★ 鈴鹿サーキットには幾つものカーブがあって
それぞれいろんな名前が付けられているのだが、
その8番目と9番目は『デグナーカーブ』と名付けられている。
その命名の由来は、
1962年11月に竣工したばかりの鈴鹿サーキットで行われた
全日本選手権ロードレースで、
トップを走っていたスズキの契約ライダー・エルンスト・デグナーが転倒したことから
「デグナーカーブ」と名付けられたのである。
1962年シーズンには、デグナーはこの年から始まった50ccクラスで、
スズキにグランプリ初タイトルをもたらした名ライダーなのである。
★カワサキが初めてGPレースに参入したのは1966年のことで、
その年の日本GPには藤井敏雄・安良岡健・シモンズ等のライダーでの参加を目論んでいたのだが、
マン島のプラクテイスで藤井敏雄が事故死したため、
急遽、デグナーとの契約を行うことになったのである。
契約交渉は当時の技術部長の山田熙明さんが行われたが、
その契約書を私に作れという指示が出たのが9月の初めであった。
日本人ライダーとの契約は何度も行ってきたのだが、
外人契約は初めてで、具体的にどのような契約内容にするのかもう一つよく解らない。
こんなレースライダーの契約などについて社内には聞く人もいないので、
9月10日のことだが、ホンダのレース担当の前川さんに電話して『教えて欲しい』と頼んだのである。
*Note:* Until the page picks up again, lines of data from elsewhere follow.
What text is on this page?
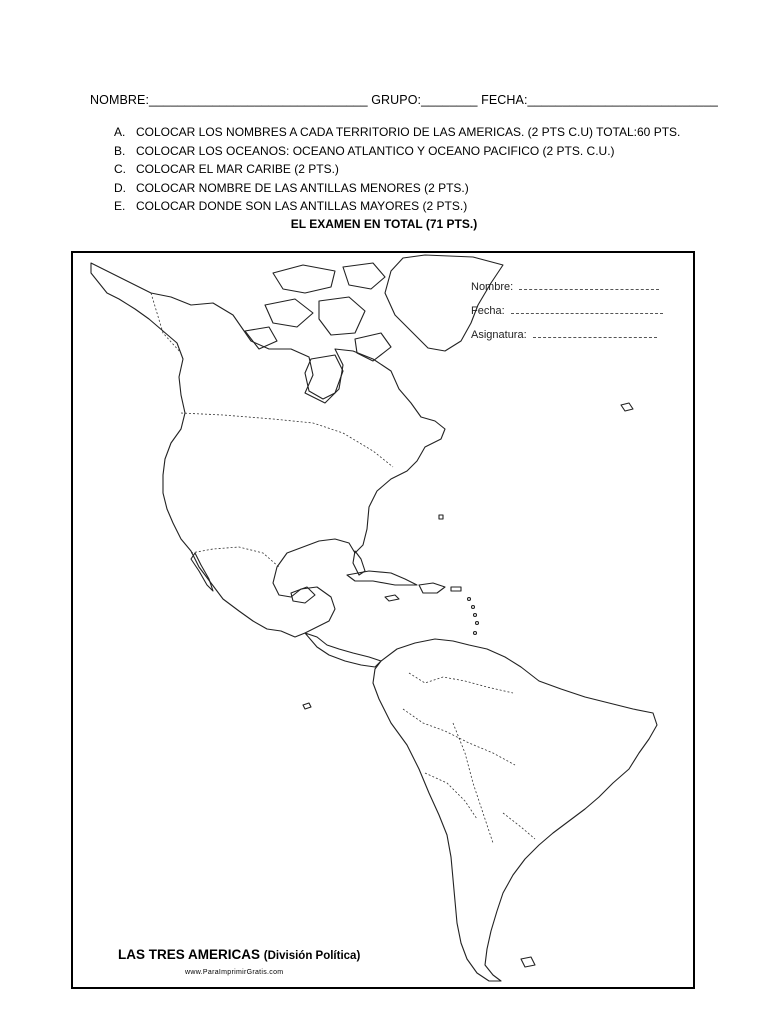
NOMBRE:_______________________________ GRUPO:________ FECHA:___________________________
A. COLOCAR LOS NOMBRES A CADA TERRITORIO DE LAS AMERICAS. (2 PTS C.U) TOTAL:60 PTS.
B. COLOCAR LOS OCEANOS: OCEANO ATLANTICO Y OCEANO PACIFICO (2 PTS. C.U.)
C. COLOCAR EL MAR CARIBE (2 PTS.)
D. COLOCAR NOMBRE DE LAS ANTILLAS MENORES (2 PTS.)
E. COLOCAR DONDE SON LAS ANTILLAS MAYORES (2 PTS.)
EL EXAMEN EN TOTAL (71 PTS.)
Nombre:
Fecha:
Asignatura:
LAS TRES AMERICAS (División Política)
www.ParaImprimirGratis.com
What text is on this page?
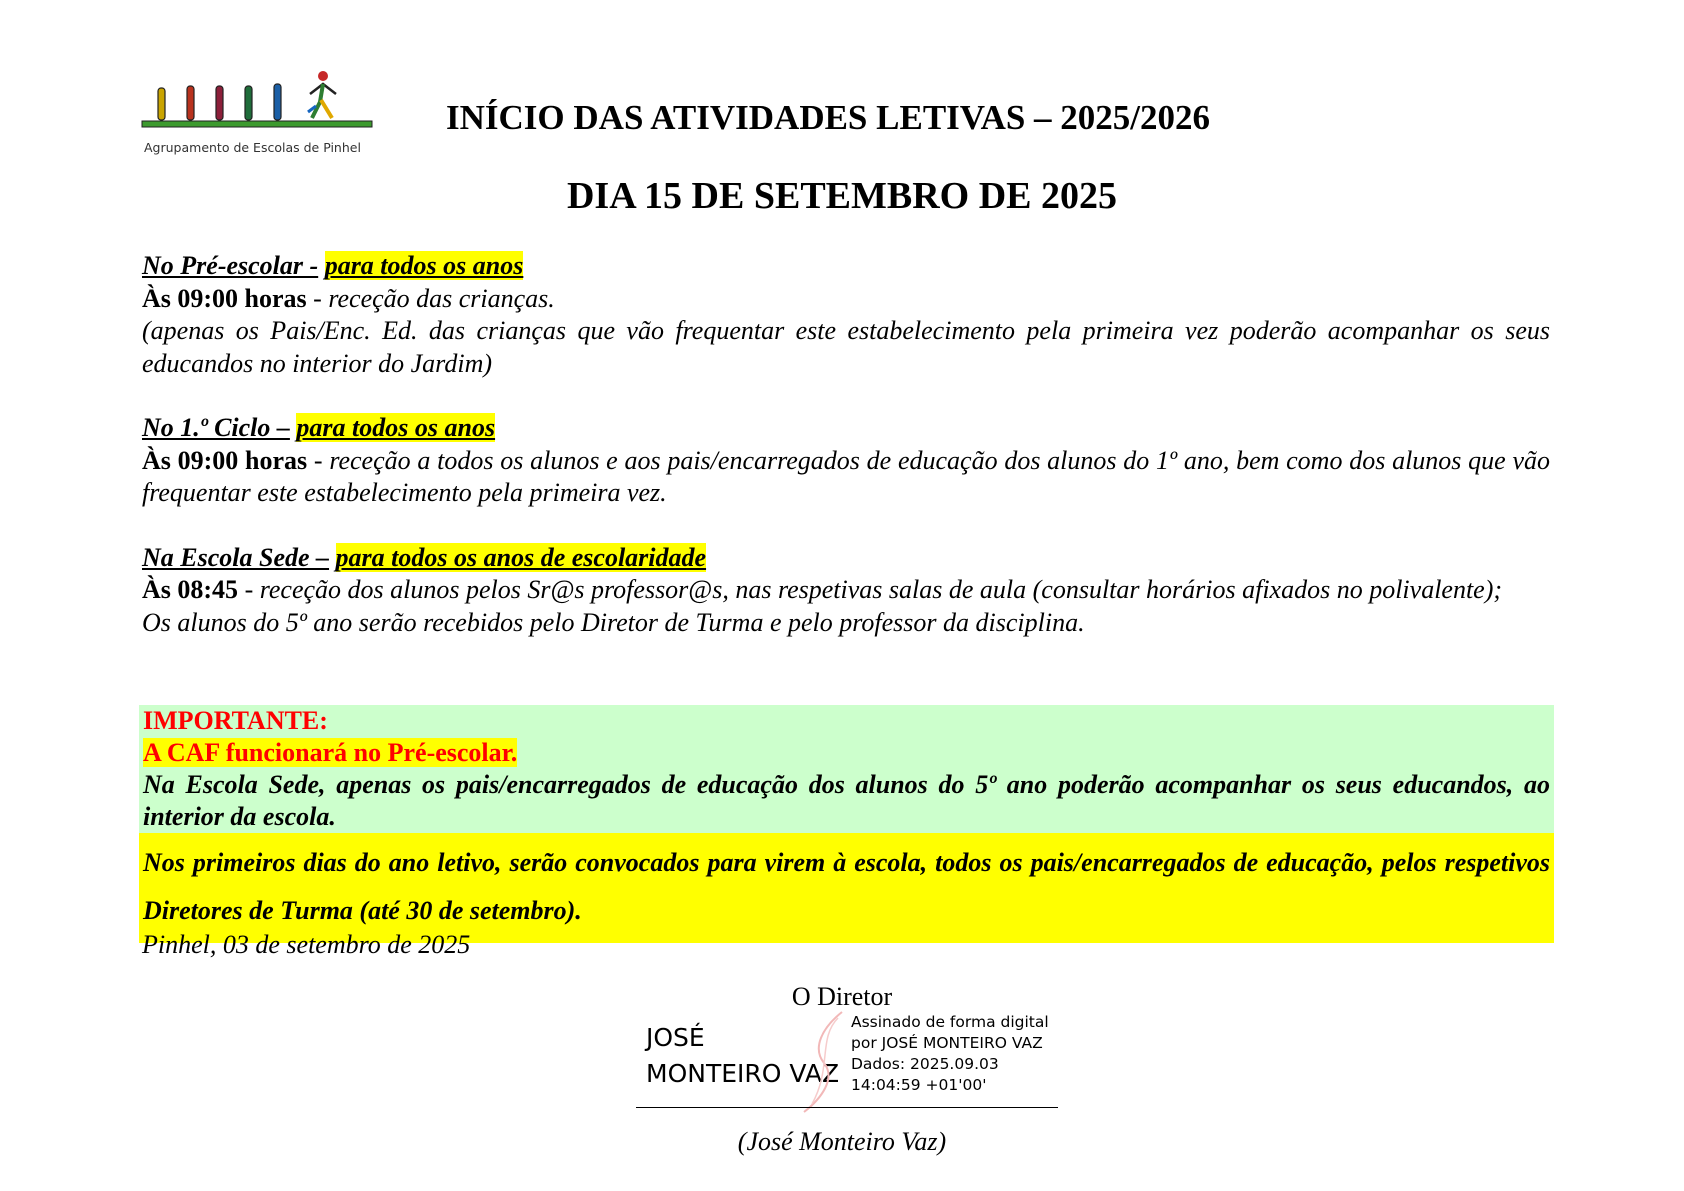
Agrupamento de Escolas de Pinhel
INÍCIO DAS ATIVIDADES LETIVAS – 2025/2026
DIA 15 DE SETEMBRO DE 2025
No Pré-escolar - para todos os anos
Às 09:00 horas - receção das crianças.
(apenas os Pais/Enc. Ed. das crianças que vão frequentar este estabelecimento pela primeira vez poderão acompanhar os seus educandos no interior do Jardim)
No 1.º Ciclo – para todos os anos
Às 09:00 horas - receção a todos os alunos e aos pais/encarregados de educação dos alunos do 1º ano, bem como dos alunos que vão frequentar este estabelecimento pela primeira vez.
Na Escola Sede – para todos os anos de escolaridade
Às 08:45 - receção dos alunos pelos Sr@s professor@s, nas respetivas salas de aula (consultar horários afixados no polivalente);
Os alunos do 5º ano serão recebidos pelo Diretor de Turma e pelo professor da disciplina.
IMPORTANTE:
A CAF funcionará no Pré-escolar.
Na Escola Sede, apenas os pais/encarregados de educação dos alunos do 5º ano poderão acompanhar os seus educandos, ao interior da escola.
Nos primeiros dias do ano letivo, serão convocados para virem à escola, todos os pais/encarregados de educação, pelos respetivos Diretores de Turma (até 30 de setembro).
Pinhel, 03 de setembro de 2025
O Diretor
JOSÉ
MONTEIRO VAZ
Assinado de forma digital
por JOSÉ MONTEIRO VAZ
Dados: 2025.09.03
14:04:59 +01'00'
(José Monteiro Vaz)
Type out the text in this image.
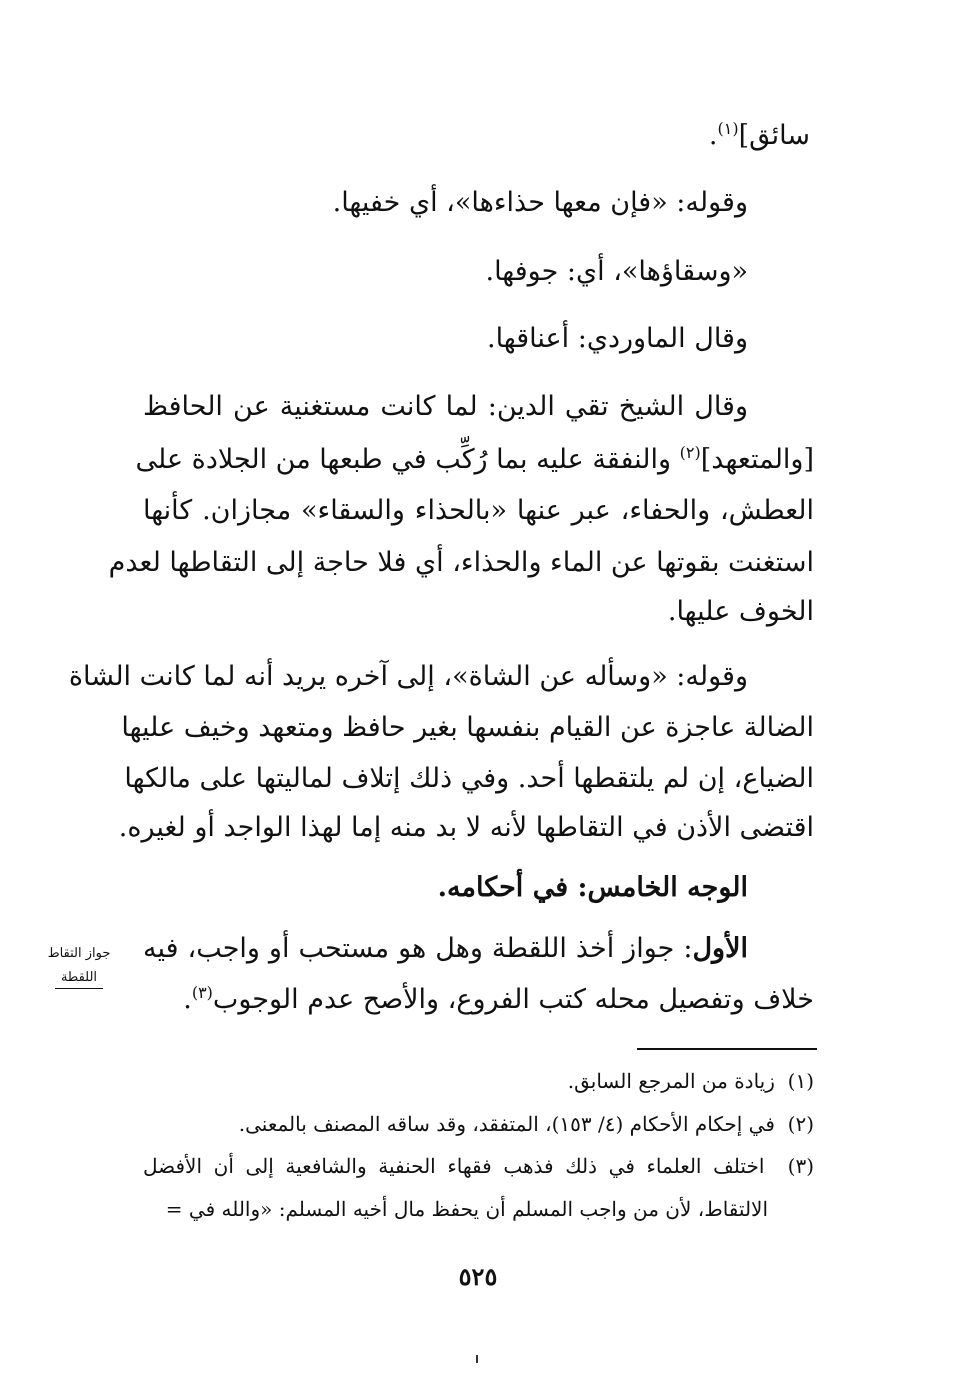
سائق]$^{(١)}$.
وقوله: «فإن معها حذاءها»، أي خفيها.
«وسقاؤها»، أي: جوفها.
وقال الماوردي: أعناقها.
وقال الشيخ تقي الدين: لما كانت مستغنية عن الحافظ
[والمتعهد]$^{(٢)}$ والنفقة عليه بما رُكِّب في طبعها من الجلادة على
العطش، والحفاء، عبر عنها «بالحذاء والسقاء» مجازان. كأنها
استغنت بقوتها عن الماء والحذاء، أي فلا حاجة إلى التقاطها لعدم
الخوف عليها.
وقوله: «وسأله عن الشاة»، إلى آخره يريد أنه لما كانت الشاة
الضالة عاجزة عن القيام بنفسها بغير حافظ ومتعهد وخيف عليها
الضياع، إن لم يلتقطها أحد. وفي ذلك إتلاف لماليتها على مالكها
اقتضى الأذن في التقاطها لأنه لا بد منه إما لهذا الواجد أو لغيره.
الوجه الخامس: في أحكامه.
الأول: جواز أخذ اللقطة وهل هو مستحب أو واجب، فيه
خلاف وتفصيل محله كتب الفروع، والأصح عدم الوجوب$^{(٣)}$.
جواز التقاط
اللقطة
(١)  زيادة من المرجع السابق.
(٢)  في إحكام الأحكام (٤/ ١٥٣)، المتفقد، وقد ساقه المصنف بالمعنى.
(٣)  اختلف العلماء في ذلك فذهب فقهاء الحنفية والشافعية إلى أن الأفضل
الالتقاط، لأن من واجب المسلم أن يحفظ مال أخيه المسلم: «والله في =
٥٢٥
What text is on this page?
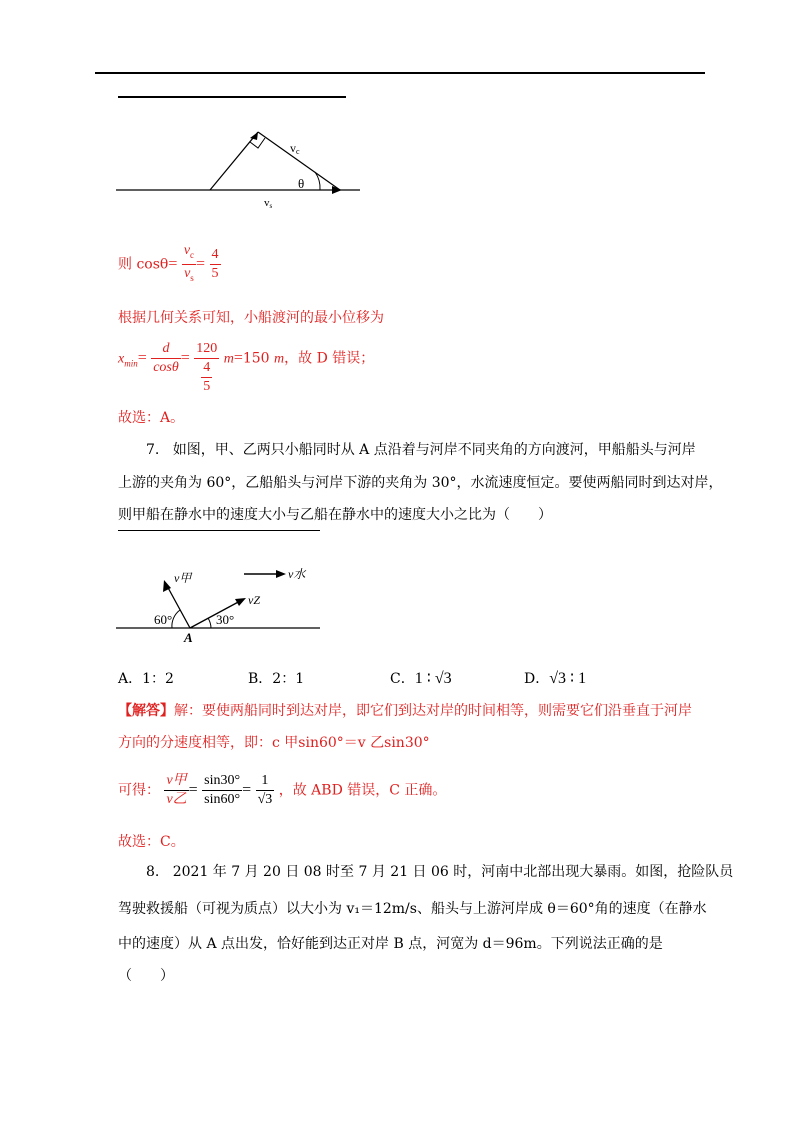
vc
θ
vs
则 $\cos\theta= \frac{v_c}{v_s} = \frac{4}{5}$
根据几何关系可知，小船渡河的最小位移为
$x_{min}= \frac{d}{\cos\theta} = \frac{120}{\frac{4}{5}} m=150$ m，故 D 错误；
故选：A。
7. 如图，甲、乙两只小船同时从 A 点沿着与河岸不同夹角的方向渡河，甲船船头与河岸
上游的夹角为 60°，乙船船头与河岸下游的夹角为 30°，水流速度恒定。要使两船同时到达对岸，
则甲船在静水中的速度大小与乙船在静水中的速度大小之比为（　　）
v甲
vZ
v水
60°	30°
A
A．1：2	B．2：1	C．1 ∶ √3	D．√3 ∶ 1
【解答】解：要使两船同时到达对岸，即它们到达对岸的时间相等，则需要它们沿垂直于河岸
方向的分速度相等，即：c 甲sin60°＝v 乙sin30°
可得： $\frac{\text{v甲}}{\text{v乙}} = \frac{\sin 30^\circ}{\sin 60^\circ} = \frac{1}{√3}$ ，故 ABD 错误，C 正确。
故选：C。
8. 2021 年 7 月 20 日 08 时至 7 月 21 日 06 时，河南中北部出现大暴雨。如图，抢险队员
驾驶救援船（可视为质点）以大小为 v₁＝12m/s、船头与上游河岸成 θ＝60°角的速度（在静水
中的速度）从 A 点出发，恰好能到达正对岸 B 点，河宽为 d＝96m。下列说法正确的是
（　　）
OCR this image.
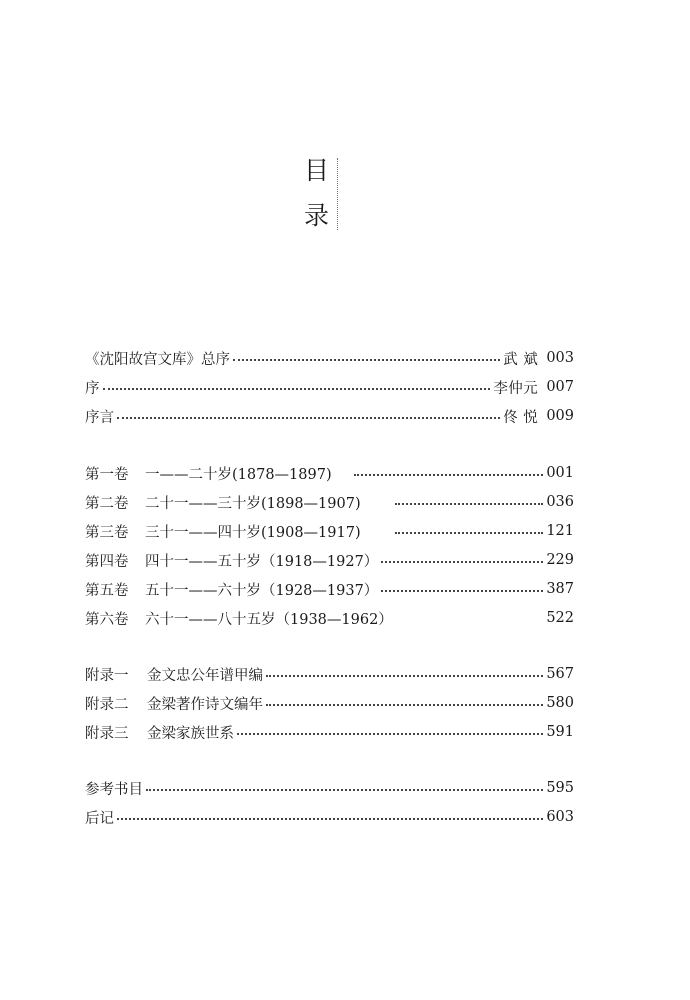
目
录
《沈阳故宫文库》总序	武 斌 003
序	李仲元 007
序言	佟 悦 009
第一卷	一——二十岁(1878—1897)	001
第二卷	二十一——三十岁(1898—1907)	036
第三卷	三十一——四十岁(1908—1917)	121
第四卷	四十一——五十岁（1918—1927）	229
第五卷	五十一——六十岁（1928—1937）	387
第六卷	六十一——八十五岁（1938—1962）	522
附录一	金文忠公年谱甲编	567
附录二	金梁著作诗文编年	580
附录三	金梁家族世系	591
参考书目	595
后记	603
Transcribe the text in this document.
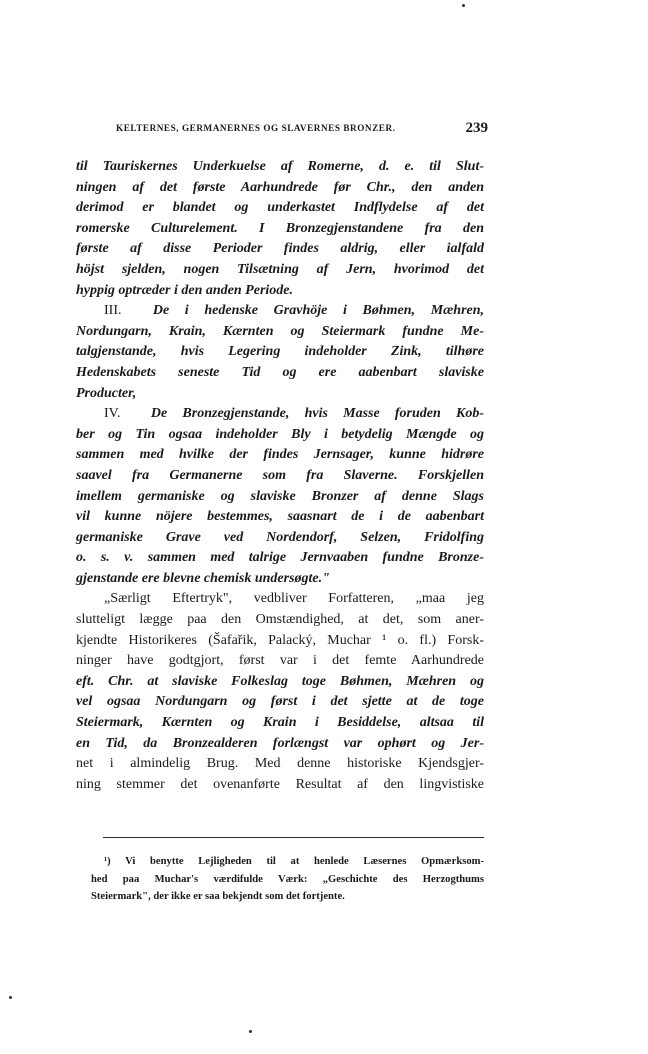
KELTERNES, GERMANERNES OG SLAVERNES BRONZER.	239
til Tauriskernes Underkuelse af Romerne, d. e. til Slut-
ningen af det første Aarhundrede før Chr., den anden
derimod er blandet og underkastet Indflydelse af det
romerske Culturelement. I Bronzegjenstandene fra den
første af disse Perioder findes aldrig, eller ialfald
höjst sjelden, nogen Tilsætning af Jern, hvorimod det
hyppig optræder i den anden Periode.
III. De i hedenske Gravhöje i Bøhmen, Mæhren,
Nordungarn, Krain, Kærnten og Steiermark fundne Me-
talgjenstande, hvis Legering indeholder Zink, tilhøre
Hedenskabets seneste Tid og ere aabenbart slaviske
Producter,
IV. De Bronzegjenstande, hvis Masse foruden Kob-
ber og Tin ogsaa indeholder Bly i betydelig Mængde og
sammen med hvilke der findes Jernsager, kunne hidrøre
saavel fra Germanerne som fra Slaverne. Forskjellen
imellem germaniske og slaviske Bronzer af denne Slags
vil kunne nöjere bestemmes, saasnart de i de aabenbart
germaniske Grave ved Nordendorf, Selzen, Fridolfing
o. s. v. sammen med talrige Jernvaaben fundne Bronze-
gjenstande ere blevne chemisk undersøgte."
„Særligt Eftertryk", vedbliver Forfatteren, „maa jeg
slutteligt lægge paa den Omstændighed, at det, som aner-
kjendte Historikeres (Šafařik, Palacký, Muchar ¹ o. fl.) Forsk-
ninger have godtgjort, først var i det femte Aarhundrede
eft. Chr. at slaviske Folkeslag toge Bøhmen, Mæhren og
vel ogsaa Nordungarn og først i det sjette at de toge
Steiermark, Kærnten og Krain i Besiddelse, altsaa til
en Tid, da Bronzealderen forlængst var ophørt og Jer-
net i almindelig Brug. Med denne historiske Kjendsgjer-
ning stemmer det ovenanførte Resultat af den lingvistiske
¹) Vi benytte Lejligheden til at henlede Læsernes Opmærksom-
hed paa Muchar's værdifulde Værk: „Geschichte des Herzogthums
Steiermark", der ikke er saa bekjendt som det fortjente.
前川さんとはMFJのレース運営委員会でご一緒しているだけの関係だったのだが、
電話をしたら快く引き受けて頂いたのである。
その日の2時に鈴鹿までお伺いして、具体的に教えてもらったのだが、
契約書の最後の『疑義を生じた場合は甲乙円満に話し合い・・』という日本式はダメだよ、
『疑義を生じた場合は甲の判断による』などと教えて貰ったのである。
契約書は当然英文なのだが、私が作ったのは日本文で、
その英訳は山田熙明さんに引き受けて頂いた。
山田熙明さんは神戸一中の私の先輩なのだが、
一中・一高・東大航空機の秀才は英訳などは至極簡単なようだった。
★そんなことで契約したエルンスト・デグナーだが、
彼がサーキットでカワサキに乗って走る姿は見られなかったのである。
9月29日のFISCOでの練習走行で転倒し頭部を打って、
御殿場の中央病院に入院するのだが、すぐに意識は回復して、
10月1日には明石市民病院に移して、完全回復することになったのだが、
それが突然意識がおかしくなってしまうのである。
それまでは英語を喋っていたのだが、そこからは突然ドイツ語になってしまって明石病院のお医者さんも困ってしまうのだが、
その通訳をされたのが、ドイツ留学を終えたばかりの大槻幸雄さんで、
明石病院のお医者さんもドイツ語を喋る大槻さんにビックリしてしまうのである。
当時は『脳外科のお医者さん』は非常に少なくて明石病院でも専門医はいなかったので、
急遽、神戸医大に移送したのが10月4日で、この1週間はデグナーのことで大変だったのだが、
神戸医大に移ってからは順調に回復して10月21日に無事退院するのである。
★この年の日本GPは初めて10月14日にFISUCOで開催され
カワサキはまだグリーンではないこんな赤タンクの時代だが、
GP125は安良岡健が7位に入るのである。
『カワサキのデグナー』はこんなことで見ることは出来なかったのである。
デグナーとは約2か月間いろいろとあったのだが、
彼はサーキットで、赤タンクのGPマシンに乗ることはなかったのである。
そんことでカワサキのデグナーは実現しなかったし、
カワサキがデグナーと契約したことなど、
殆どの方はご存じないのである。
★デグナーとの契約では、さらに後日談があって
契約金を日本円で渡したので、デグナーが海外に持ち出すことが出来ないというのである。
当時はまだそんな時代で、その後処理にも私は走り回ったのである。
いずれにしてもこの2か月間は私にとっては忘れられない大変な2ヶ月だったのである。
若し、カワサキのデグナーが実現していたら
ひょとして、もう少しいい線まで行ってたかも知れない。
そんなカワサキ単車の昔話である。